US Secretary of State John Kerry warned Venezuela on Wednesday that sanctions remain on the table if there is no progress in talks with the opposition to end violent protests.

The opposition, which has called on the government to release anti-government demonstrators, froze the meetings last week after authorities detained more than 200 student protesters.

"We are witnessing an impatience that is growing in the neighborhood and we consider ourselves to be part of the neighborhood," Kerry said.

"We have great concern about the instability that is created as a result of what is happening in Venezuela," he said in Mexico City after talks with Foreign Minister Jose Antonio Meade that discussed the crisis in Caracas.

At least 42 people have died and 800 were wounded in protests that began in February over the government's failure to curb runaway crime, tame soaring inflation and resolve shortages of basic foodstuffs.

Kerry pointed to a "total failure" by the Venezuelan government "to demonstrate good-faith actions," such as releasing jailed opposition leaders and protecting protesters' rights.

"Our hope is that sanctions will not be necessary," Kerry said. "But all options remain on the table at this time, with the hopes that we can move the process forward."

On Tuesday, a US Senate panel greenlighted sanctions on Venezuelan officials responsible for violent crackdowns on protests.

Before Kerry's talks with Meade, a senior US State Department official said the two top diplomats would discuss what roles their countries could have to keep alive Venezuela's stalled talks.

The official warned that the Venezuelan government has "days or maybe weeks at the most" to answer to the frustrations of the opposition, or protesters could return to the streets.
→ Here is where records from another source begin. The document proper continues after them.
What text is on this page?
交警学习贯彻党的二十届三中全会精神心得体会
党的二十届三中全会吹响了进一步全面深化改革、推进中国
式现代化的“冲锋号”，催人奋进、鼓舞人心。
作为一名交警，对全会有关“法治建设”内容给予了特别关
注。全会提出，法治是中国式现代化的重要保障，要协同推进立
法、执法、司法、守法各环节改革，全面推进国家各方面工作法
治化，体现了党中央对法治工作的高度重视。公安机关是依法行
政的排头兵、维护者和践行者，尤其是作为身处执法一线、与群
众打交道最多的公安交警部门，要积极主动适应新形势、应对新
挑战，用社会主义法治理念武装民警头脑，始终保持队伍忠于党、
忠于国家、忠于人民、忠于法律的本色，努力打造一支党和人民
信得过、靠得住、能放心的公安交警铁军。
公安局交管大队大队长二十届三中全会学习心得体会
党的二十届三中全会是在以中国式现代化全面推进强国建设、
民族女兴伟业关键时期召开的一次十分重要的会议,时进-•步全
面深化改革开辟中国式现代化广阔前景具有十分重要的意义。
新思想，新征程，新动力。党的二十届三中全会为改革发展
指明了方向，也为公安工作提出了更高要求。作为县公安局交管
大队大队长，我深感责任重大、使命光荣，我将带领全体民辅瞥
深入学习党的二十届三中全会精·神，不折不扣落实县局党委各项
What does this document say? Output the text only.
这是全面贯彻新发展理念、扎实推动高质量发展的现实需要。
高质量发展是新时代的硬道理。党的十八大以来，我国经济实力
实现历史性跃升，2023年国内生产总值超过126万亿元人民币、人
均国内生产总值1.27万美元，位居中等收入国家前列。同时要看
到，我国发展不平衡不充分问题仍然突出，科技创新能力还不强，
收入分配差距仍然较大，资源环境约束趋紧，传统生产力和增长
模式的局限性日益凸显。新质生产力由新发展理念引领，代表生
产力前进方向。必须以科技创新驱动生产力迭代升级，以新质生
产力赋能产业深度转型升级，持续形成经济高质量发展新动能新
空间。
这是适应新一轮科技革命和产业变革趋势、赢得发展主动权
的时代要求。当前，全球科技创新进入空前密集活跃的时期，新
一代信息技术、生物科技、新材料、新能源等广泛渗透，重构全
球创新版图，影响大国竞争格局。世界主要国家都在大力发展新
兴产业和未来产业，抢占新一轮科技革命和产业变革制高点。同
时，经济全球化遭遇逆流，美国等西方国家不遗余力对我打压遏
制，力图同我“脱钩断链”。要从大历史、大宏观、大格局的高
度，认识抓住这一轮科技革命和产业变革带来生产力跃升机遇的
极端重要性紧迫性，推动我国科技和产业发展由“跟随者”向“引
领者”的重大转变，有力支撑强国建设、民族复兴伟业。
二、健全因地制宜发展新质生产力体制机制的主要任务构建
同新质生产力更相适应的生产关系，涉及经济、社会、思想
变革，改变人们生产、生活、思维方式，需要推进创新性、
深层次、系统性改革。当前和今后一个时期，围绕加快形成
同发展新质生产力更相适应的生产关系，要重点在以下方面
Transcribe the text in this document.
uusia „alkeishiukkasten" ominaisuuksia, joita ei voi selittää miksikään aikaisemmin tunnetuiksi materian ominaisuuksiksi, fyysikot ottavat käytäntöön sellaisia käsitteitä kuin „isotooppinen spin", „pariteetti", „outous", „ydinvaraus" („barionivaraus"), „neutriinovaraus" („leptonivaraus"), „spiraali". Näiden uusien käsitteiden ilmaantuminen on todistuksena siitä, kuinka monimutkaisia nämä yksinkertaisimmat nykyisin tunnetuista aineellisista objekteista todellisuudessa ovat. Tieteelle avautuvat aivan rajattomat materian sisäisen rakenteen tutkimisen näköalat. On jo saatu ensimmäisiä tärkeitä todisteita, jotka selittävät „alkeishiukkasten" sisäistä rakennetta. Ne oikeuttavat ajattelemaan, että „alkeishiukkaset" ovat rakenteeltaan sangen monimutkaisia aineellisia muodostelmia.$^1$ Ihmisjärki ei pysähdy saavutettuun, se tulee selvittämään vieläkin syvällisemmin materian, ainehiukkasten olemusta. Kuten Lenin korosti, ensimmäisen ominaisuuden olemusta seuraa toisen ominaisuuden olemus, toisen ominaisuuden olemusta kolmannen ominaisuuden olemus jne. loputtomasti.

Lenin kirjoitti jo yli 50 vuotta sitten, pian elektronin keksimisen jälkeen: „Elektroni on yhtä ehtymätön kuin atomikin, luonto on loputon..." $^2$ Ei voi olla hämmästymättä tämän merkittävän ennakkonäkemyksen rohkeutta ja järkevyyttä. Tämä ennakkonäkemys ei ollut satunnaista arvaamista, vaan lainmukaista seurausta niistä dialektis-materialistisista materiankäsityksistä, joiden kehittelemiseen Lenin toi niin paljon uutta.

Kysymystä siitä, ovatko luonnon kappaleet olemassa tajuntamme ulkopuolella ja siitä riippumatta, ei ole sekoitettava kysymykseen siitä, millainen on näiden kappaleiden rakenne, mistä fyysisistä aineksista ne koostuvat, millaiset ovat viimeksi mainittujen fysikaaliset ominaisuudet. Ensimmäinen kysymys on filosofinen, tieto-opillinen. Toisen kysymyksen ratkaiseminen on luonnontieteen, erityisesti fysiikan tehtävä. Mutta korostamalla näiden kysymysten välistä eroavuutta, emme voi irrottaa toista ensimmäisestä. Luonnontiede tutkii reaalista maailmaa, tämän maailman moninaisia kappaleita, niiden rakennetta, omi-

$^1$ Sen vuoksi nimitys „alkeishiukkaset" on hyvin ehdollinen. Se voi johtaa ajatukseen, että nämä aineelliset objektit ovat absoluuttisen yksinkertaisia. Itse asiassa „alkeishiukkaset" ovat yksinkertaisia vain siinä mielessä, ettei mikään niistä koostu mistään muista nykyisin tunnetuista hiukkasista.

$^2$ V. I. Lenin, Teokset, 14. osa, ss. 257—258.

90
"That's the fear," the official added on condition of anonymity.

The US official said Kerry and Meade would talk about the efforts of a Vatican envoy and South American nations that have mediated the talks.

Acknowledging that Washington has little influence on Caracas, the official said the United States and Mexico could work with South American nations to put pressure on Caracas to implement opposition demands "quickly before this really does fall apart."